If they aren’t getting paid, and they aren’t currently working, unemployment must be sky high then, right? Wrong. The unemployment rate has steadily declined from a peak right at the beginning of the pandemic.

If people are going back to work, then why are there still so many vacant positions? Why are supply chains still so messed up? Why can’t we get anything, from anywhere, anytime we want it? That’s how things used to be, after all.

To say people are going back to work is the reason unemployment is dropping, while logical, doesn’t paint the most accurate picture. In truth, a lot of the people who stopped working, who many assumed were taking the unemployment payments and would return to work after the well dried up, have not returned to the workforce. These people have not and will not be “going back to work.” 

They are the reason there is a national labor shortage, but they are not to blame. The COVID-19 pandemic forced employees and employers to have a reckoning with how labor is supplied and used across the country.

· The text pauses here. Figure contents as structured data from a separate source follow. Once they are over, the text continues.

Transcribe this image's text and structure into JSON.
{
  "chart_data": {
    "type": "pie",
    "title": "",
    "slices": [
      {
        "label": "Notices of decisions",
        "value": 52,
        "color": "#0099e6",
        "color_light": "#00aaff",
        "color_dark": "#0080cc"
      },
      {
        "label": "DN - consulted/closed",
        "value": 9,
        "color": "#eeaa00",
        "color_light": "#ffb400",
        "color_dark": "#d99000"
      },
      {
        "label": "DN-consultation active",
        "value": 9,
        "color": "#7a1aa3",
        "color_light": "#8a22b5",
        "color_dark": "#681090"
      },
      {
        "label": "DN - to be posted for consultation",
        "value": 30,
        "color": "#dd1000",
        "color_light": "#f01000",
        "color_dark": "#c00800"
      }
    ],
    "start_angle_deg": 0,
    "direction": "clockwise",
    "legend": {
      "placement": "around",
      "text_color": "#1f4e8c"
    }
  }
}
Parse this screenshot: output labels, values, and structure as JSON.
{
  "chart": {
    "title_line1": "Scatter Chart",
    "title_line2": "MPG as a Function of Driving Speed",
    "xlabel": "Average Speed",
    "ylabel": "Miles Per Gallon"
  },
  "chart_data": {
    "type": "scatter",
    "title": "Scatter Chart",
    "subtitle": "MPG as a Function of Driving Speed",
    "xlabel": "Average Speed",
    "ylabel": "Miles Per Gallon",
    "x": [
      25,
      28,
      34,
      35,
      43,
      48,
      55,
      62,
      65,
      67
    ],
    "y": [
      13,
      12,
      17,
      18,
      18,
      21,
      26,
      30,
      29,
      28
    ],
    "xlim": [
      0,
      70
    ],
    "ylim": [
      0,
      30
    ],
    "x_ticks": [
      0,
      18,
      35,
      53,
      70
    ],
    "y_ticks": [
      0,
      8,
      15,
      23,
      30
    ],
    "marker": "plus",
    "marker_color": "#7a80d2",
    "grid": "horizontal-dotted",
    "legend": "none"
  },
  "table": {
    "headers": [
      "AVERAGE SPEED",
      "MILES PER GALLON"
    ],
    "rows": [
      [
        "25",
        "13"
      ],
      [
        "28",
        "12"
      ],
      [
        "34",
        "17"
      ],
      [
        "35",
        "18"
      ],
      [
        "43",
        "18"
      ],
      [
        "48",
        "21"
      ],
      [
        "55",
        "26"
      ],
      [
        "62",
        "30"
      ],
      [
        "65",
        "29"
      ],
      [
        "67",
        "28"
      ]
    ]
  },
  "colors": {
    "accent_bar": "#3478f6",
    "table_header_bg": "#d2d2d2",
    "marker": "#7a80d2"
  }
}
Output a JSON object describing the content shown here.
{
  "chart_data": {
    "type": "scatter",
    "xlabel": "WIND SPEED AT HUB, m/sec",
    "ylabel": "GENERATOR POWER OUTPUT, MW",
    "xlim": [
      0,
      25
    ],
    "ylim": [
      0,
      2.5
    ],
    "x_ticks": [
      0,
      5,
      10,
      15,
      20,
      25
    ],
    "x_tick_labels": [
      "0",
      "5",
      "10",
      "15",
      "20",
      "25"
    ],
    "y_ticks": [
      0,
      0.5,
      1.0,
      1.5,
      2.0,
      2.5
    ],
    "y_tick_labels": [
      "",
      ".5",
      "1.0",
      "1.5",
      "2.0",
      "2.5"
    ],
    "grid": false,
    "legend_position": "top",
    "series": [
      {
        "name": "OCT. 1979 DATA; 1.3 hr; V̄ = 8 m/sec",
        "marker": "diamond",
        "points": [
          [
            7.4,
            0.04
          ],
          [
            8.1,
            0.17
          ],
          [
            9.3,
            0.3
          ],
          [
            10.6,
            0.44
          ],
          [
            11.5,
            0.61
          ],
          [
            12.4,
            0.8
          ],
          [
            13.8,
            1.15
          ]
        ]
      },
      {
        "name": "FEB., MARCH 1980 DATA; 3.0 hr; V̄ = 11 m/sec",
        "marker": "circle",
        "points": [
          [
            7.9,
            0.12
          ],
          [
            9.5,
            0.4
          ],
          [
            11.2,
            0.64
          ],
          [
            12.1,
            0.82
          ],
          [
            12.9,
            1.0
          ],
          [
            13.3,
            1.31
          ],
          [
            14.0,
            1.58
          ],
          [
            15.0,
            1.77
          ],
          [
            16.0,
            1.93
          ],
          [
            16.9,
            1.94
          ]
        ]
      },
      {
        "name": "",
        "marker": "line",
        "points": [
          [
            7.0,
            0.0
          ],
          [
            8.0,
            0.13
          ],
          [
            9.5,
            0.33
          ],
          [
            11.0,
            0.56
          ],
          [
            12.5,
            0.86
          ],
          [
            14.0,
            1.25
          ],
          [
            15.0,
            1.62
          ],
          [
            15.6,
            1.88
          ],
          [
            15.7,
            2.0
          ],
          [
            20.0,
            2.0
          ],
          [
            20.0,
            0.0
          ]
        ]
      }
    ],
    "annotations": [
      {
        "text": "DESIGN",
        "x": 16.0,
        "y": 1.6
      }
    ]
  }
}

People have decided not to return to their previous jobs for a number of reasons, with the most apt description being that they are seeking something better. Many people switched professions, especially from blue-collar jobs to gigs and other cases where they are their own bosses. Some people went to, or back to, school to further their education and enter an entirely new field. Some people said screw it to work entirely and retired.

They made these changes because they could; because the pandemic has fundamentally shifted the balance of power from employers to employees. There is an enormous demand for workers, but supply is low.

At this point, the idea that the government is paying people to stay at home stands equally with Aristotle’s idea of earth, water, air and fire. We’re at the point that a fair analysis of the many actual factors affecting the labor market is the only way to characterize our current predicament.